Freeze drying is widely used in pharmaceuticals to improve the long-term storage stability of labile drugs. Most new biotechnology
products require a stabilising process (often lyophilisation) where developers use scientific techniques that define the correct
parameters for new processes.1
Because of the great number of biotechnological products used during the last 20 years, several techniques have been developed
to increase knowledge into the lyophilisation process. Stabilisers used in biotechnology products (for the most part proteins)
generate formulations difficult for freeze drying.2
Often, the use of cryo- and lioprotectors involves using polyols, such as sugars; specific examples being sucrose, maltose,
lactose, trehalose and sorbitol. The amorphous behaviour of these sugars (the low glass transition temperature [Tg'] of sorbitol is well known) tends to promote the collapse of the cake. This necessitates a greater knowledge of thermal
properties of the product once the suitable formulation is developed.
Knowledge derived from these studies is generally applied to new products, but the lyophilisation processes of a large number
of well-known products — mainly generic and old formulations — are purely historical. This gives rise to long cycles that
tend to be unreliable because of poor initial process development.
Detailed study and/or revision of these established formulations that results in process/cycle improvement would be extremely
beneficial. 'Thermal fingerprinting' could not only provide shortened cycles (thus improving cost), but the revised process
would be entirely appropriate to the product being processed. This, in turn, would optimise residual moisture, appearance,
reconstitution time and potency.
Inaccurate cycles can induce microcollapse and microconcentrations, which can lead to an eventual reduction of product stability.
The development process applied to established and generic product cycles will be much simpler than those that apply to biotech
products; however, surprises may be evident, caused by the specification change at the time-release because of the evolution
of pharmacopoeias. The data written in the laboratory log files permit easy detection of out-of-date specifications when a
new registration of a generic drug is done.
A simple way to optimise the process
We have developed a simple system that has been shown to shorten and rationalise the lyophilisation process. The procedure
consists of establishing the thermal fingerprint (TF), which characterises the thermal behaviour of the formulation of a well-known
antibiotic macrolide. The use of techniques such as differential scanning calorimetry (DSC) and freeze dryer microscope (FDM)
permit the determination of the critical product input temperatures required for the freeze-drying process: total solidification
temperature (Tts), Tg' and collapse temperature (Tco).

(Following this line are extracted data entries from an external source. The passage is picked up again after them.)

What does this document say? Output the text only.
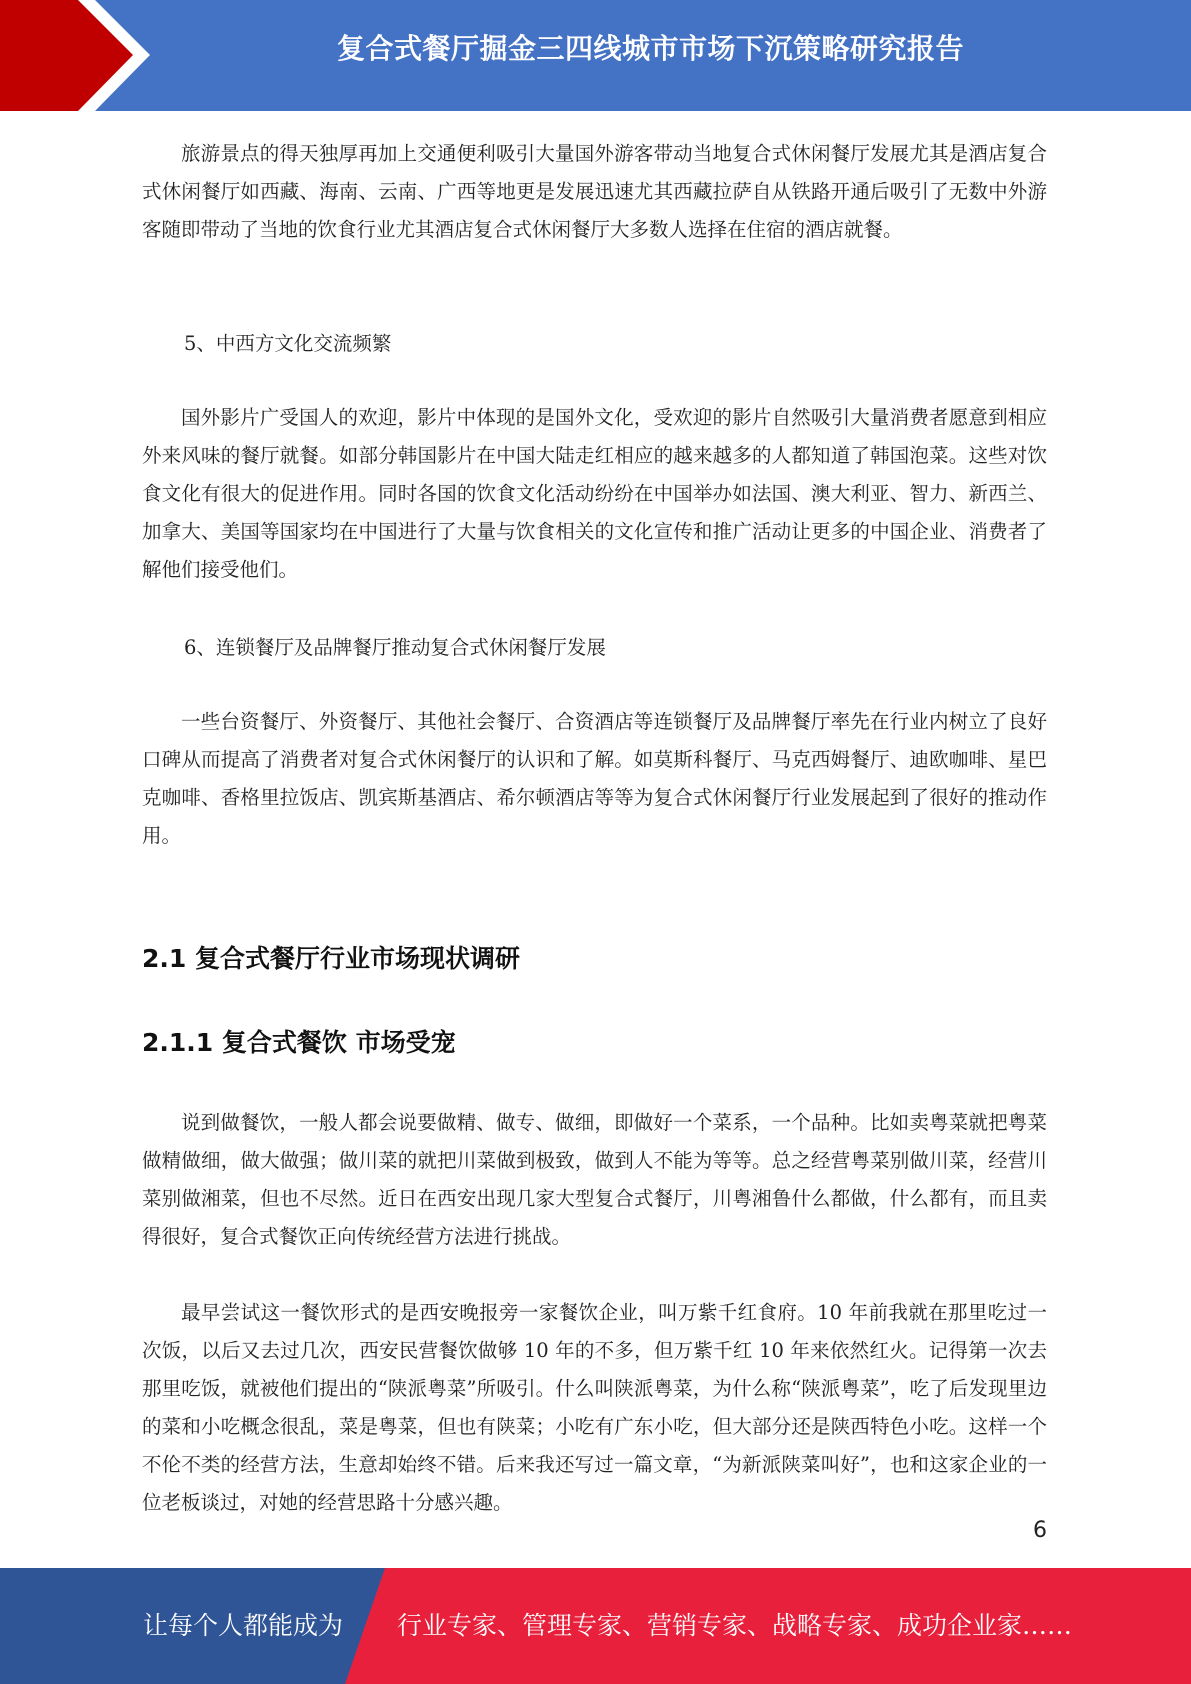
复合式餐厅掘金三四线城市市场下沉策略研究报告

旅游景点的得天独厚再加上交通便利吸引大量国外游客带动当地复合式休闲餐厅发展尤其是酒店复合式休闲餐厅如西藏、海南、云南、广西等地更是发展迅速尤其西藏拉萨自从铁路开通后吸引了无数中外游客随即带动了当地的饮食行业尤其酒店复合式休闲餐厅大多数人选择在住宿的酒店就餐。

5、中西方文化交流频繁

国外影片广受国人的欢迎，影片中体现的是国外文化，受欢迎的影片自然吸引大量消费者愿意到相应外来风味的餐厅就餐。如部分韩国影片在中国大陆走红相应的越来越多的人都知道了韩国泡菜。这些对饮食文化有很大的促进作用。同时各国的饮食文化活动纷纷在中国举办如法国、澳大利亚、智力、新西兰、加拿大、美国等国家均在中国进行了大量与饮食相关的文化宣传和推广活动让更多的中国企业、消费者了解他们接受他们。

6、连锁餐厅及品牌餐厅推动复合式休闲餐厅发展

一些台资餐厅、外资餐厅、其他社会餐厅、合资酒店等连锁餐厅及品牌餐厅率先在行业内树立了良好口碑从而提高了消费者对复合式休闲餐厅的认识和了解。如莫斯科餐厅、马克西姆餐厅、迪欧咖啡、星巴克咖啡、香格里拉饭店、凯宾斯基酒店、希尔顿酒店等等为复合式休闲餐厅行业发展起到了很好的推动作用。

2.1 复合式餐厅行业市场现状调研
2.1.1 复合式餐饮 市场受宠

说到做餐饮，一般人都会说要做精、做专、做细，即做好一个菜系，一个品种。比如卖粤菜就把粤菜做精做细，做大做强；做川菜的就把川菜做到极致，做到人不能为等等。总之经营粤菜别做川菜，经营川菜别做湘菜，但也不尽然。近日在西安出现几家大型复合式餐厅，川粤湘鲁什么都做，什么都有，而且卖得很好，复合式餐饮正向传统经营方法进行挑战。

最早尝试这一餐饮形式的是西安晚报旁一家餐饮企业，叫万紫千红食府。10 年前我就在那里吃过一次饭，以后又去过几次，西安民营餐饮做够 10 年的不多，但万紫千红 10 年来依然红火。记得第一次去那里吃饭，就被他们提出的“陕派粤菜”所吸引。什么叫陕派粤菜，为什么称“陕派粤菜”，吃了后发现里边的菜和小吃概念很乱，菜是粤菜，但也有陕菜；小吃有广东小吃，但大部分还是陕西特色小吃。这样一个不伦不类的经营方法，生意却始终不错。后来我还写过一篇文章，“为新派陕菜叫好”，也和这家企业的一位老板谈过，对她的经营思路十分感兴趣。

6
让每个人都能成为 行业专家、管理专家、营销专家、战略专家、成功企业家……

The development procedure begins based on the current process/cycle that we seek to shorten. In this initial process, bottom
breakage was observed. Inputs such as shelf temperature and chamber pressure during the different steps of the process (freezing,
primary and secondary drying) are tested and initially developed in a pilot plant before being scaled up to the industrial
plant when appropriate. The final product specifications of the new cycle are compared with those obtained in the original
The lyophilisation recipe has to be based on the structural characteristics of the product and on its thermal behaviour when
subjected to freezing and drying processes.3
The physical models of the freeze-drying process are based on the thermal behaviour of the defined formulation; that behaviour
is supported by the thermodynamic laws that governed it. Thermal behaviour is defined by studies that allow us to determine
temperature values, but temperature is an intensive magnitude and we cannot use it to quantify and control the heat and mass
transfer. Therefore, we must find the quantified results by implementing these laws (Ohms' Law: 'Law applied to fluid dynamics';
Newton's Law of cooling; Clausius-Clapeyron relationship: thermodynamics of open systems and so one). These models, as well
as those based on mathematical or statistical methods, can add a high level of complexity to the resolution of the problem.
A simpler approach, however, can be made based on knowledge such as the TF. The TF only attempts to reduce up to five or six
intensive magnitudes of the product's thermal behaviour.
In essence, the TF (Figure 1) encompasses the five critical temperatures that characterise the formulation in specific way: freezing temperature (Tts); melting temperature (Tm); eutectic temperature (just for crystalline products); Tg'; and Tco.
Figure 1: The thermal fingerprint.
These five temperatures are crucial elements that define the TF of the formulation. They are divided into two groups; one
group sets the freezing process, whilst the second group sets the primary drying process. 'Solidification' depends on the
freezing and melting temperatures, whereas 'sublimation' is affected by the eutectic, glass and collapse temperatures.